We define \( t_{auth} \) as the average response time of a remote authoritative server, and \( t_{cached} \) as how fast our resolver implementation responds in the cached case.
If we set define \( P_{cached} \) as the chance of a cache hit, the average response time \( t_{resolve} \) becomes: $$ t_{resolve} = P_{cached} \cdot t_{cached} + (1-P_{cached}) \cdot t_{auth} $$ This in itself is not yet overly insightful, but this becomes more so if we model \( P_{cached} \). If we assume that an entry stays in the cache until the TTL has expired, and we take into account the average query rate, we can guess the amount of cache hits we will get after the initial miss. This assumes that the query rate is high enough that we will get a significant number of queries before the TTL expires.
A special case are domains for which the reciprocal query rate is longer than the TTL, but such cases are either rare (because of a low query rate), or pathological (because of an unwisely low choice of TTL). In this case, \(P_{cached} = 0\), leading to \(t_{resolve} = t_{auth}\).
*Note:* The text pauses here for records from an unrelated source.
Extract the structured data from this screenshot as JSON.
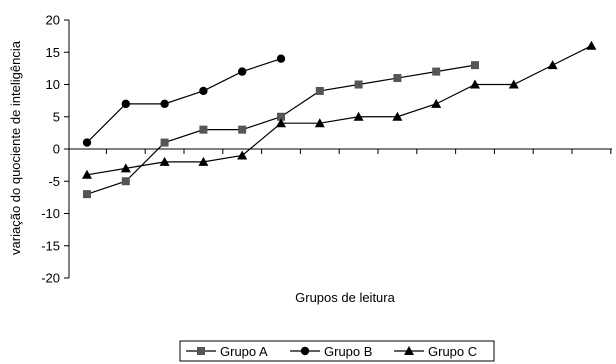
{
  "chart_data": {
    "type": "line",
    "title": "",
    "xlabel": "Grupos de leitura",
    "ylabel": "variação do quociente de inteligência",
    "ylim": [
      -20,
      20
    ],
    "yticks": [
      20,
      15,
      10,
      5,
      0,
      -5,
      -10,
      -15,
      -20
    ],
    "x_count": 15,
    "grid": false,
    "legend_position": "bottom-center",
    "series": [
      {
        "name": "Grupo A",
        "marker": "square",
        "color": "#555555",
        "values": [
          -7,
          -5,
          1,
          3,
          3,
          5,
          9,
          10,
          11,
          12,
          13
        ]
      },
      {
        "name": "Grupo B",
        "marker": "circle",
        "color": "#000000",
        "values": [
          1,
          7,
          7,
          9,
          12,
          14
        ]
      },
      {
        "name": "Grupo C",
        "marker": "triangle",
        "color": "#000000",
        "values": [
          -4,
          -3,
          -2,
          -2,
          -1,
          4,
          4,
          5,
          5,
          7,
          10,
          10,
          13,
          16
        ]
      }
    ]
  }
}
For the normal case, if the Query rate is \( R \) and the average TTL is \( T \), it follows that per time period \( T \): $$ \begin {aligned} N_{hits} & = R \cdot T - 1 \\ N_{misses} & = 1 \end {aligned} $$ This leads to: $$ \begin{aligned} P_{cached} & = \frac{N_{hits}}{N_{hits} + N_{misses}} = \frac{N_{hits}}{R \cdot T} \\ P_{cached} & = \frac{R \cdot T - 1}{R \cdot T} \end{aligned} $$ Which is probably better understood as \(P_{miss}\): $$ P_{miss} = \frac{N_{misses}}{N_{hits}+N_{misses}} = \frac{1}{R \cdot T} = 1 - P_{cached} $$ $$ P_{cached} = 1 - \frac{1}{R \cdot T} $$ From this it follows that the average resolving response time is: $$ \begin {aligned} t_{resolve} & = P_{cached} \cdot t_{cached} + (1-P_{cached}) \cdot t_{auth} \\ & = (1 - \frac{1}{R \cdot T}) \cdot t_{cached} + ( \frac{1}{R \cdot T} ) \cdot t_{auth} \end {aligned} $$ Usually \( t_{cached} \ll t_{auth} \), allowing for: $$ t_{resolve} \approx \frac{t_{auth}}{R \cdot T} $$ From this, it can be seen that to improve response times without artificially refetching, we can work on lowering \(t_{auth}\), by picking remote servers that respond quickly, or by raising the effective query rate \(R\).
One avenue for doing that is 'query concentration', making sure that similar queries end up on the same node within a load balanced setup.
Another way of achieving higher effective \( R \) is by adding 'cache peeking' to other nodes within a resolver constellation.
Another cheap way is to artificially increase minimum \( T \) above a certain, non-pathological, value.